SYDNEY (Reuters) - Australia will conduct an independent review into a blackout last week across the state of South Australia, although a meeting between state and federal energy ministers failed to resolve their differences over renewable energy targets.
South Australia, a major wine producer and traditional manufacturing hub, had no power last week for nearly 24 hours after a series of severe storms and lighting strikes.
But while energy officials agreed on Friday at an emergency meeting on the need for an independent review, political divisions over renewables targets still persisted. "The Australian government would like to see greater harmonisation of renewable targets, and I made that clear to the state energy ministers," said Mr Josh Frydenberg, Australia's federal energy minister.
Australia's Prime Minister Malcolm Turnbull - leader of the country's ruling conservative government, which supports traditional coal and natural gas power generation - has blamed South Australia's high dependence on renewables for the outage.
Mr Turnbull's assessment has drawn criticism from state leaders, who accused the prime minister of letting ideology drive his comments.

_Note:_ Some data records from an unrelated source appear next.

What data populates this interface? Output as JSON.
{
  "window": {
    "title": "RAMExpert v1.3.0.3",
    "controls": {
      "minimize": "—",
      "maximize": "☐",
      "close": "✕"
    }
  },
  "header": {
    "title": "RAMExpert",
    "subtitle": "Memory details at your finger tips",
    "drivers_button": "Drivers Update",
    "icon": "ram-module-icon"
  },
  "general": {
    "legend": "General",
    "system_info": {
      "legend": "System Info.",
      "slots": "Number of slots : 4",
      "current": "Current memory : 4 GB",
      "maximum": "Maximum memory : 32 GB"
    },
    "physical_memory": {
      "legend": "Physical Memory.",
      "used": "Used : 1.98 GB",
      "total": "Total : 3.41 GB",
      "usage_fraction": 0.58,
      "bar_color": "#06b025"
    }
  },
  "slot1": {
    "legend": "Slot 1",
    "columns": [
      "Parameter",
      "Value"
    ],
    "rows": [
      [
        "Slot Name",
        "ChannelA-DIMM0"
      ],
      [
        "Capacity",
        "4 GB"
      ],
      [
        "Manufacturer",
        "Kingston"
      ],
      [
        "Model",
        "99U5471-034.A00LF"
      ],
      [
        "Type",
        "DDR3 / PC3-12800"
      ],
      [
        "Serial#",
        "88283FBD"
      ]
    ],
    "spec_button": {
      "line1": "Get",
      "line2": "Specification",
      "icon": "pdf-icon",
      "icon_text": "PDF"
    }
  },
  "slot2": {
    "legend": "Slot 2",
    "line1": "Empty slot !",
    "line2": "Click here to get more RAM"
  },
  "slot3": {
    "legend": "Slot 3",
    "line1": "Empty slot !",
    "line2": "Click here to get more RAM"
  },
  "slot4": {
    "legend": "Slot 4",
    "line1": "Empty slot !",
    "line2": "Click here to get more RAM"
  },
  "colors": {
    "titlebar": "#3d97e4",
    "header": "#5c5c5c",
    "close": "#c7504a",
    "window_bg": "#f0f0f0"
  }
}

The federal government wants 23.5 per cent of Australia's energy mix to come from renewables by 2020. Nearly all states, though, have set more ambitious renewables goals to cut carbon dioxide emissions from their power sectors.
Australia's government has sought to clarify Mr Turnbull's comments about renewables, saying that because South Australia relies on intermittent renewables for 40 per cent of its power, when those sources fall short there is not an alternative such as gas or coal to pick-up the slack.
Gas-fired power generation has struggled to complete with cheaper-to-operate renewables, and that has led to up to 15 per cent of Australia's natural gas power capacity being mothballed.
Besides looking at the role played by renewables in the power outage, the independent review will also examine measures supported by Australian power generators for increase the competitiveness of natural gas, Mr Frydenberg said.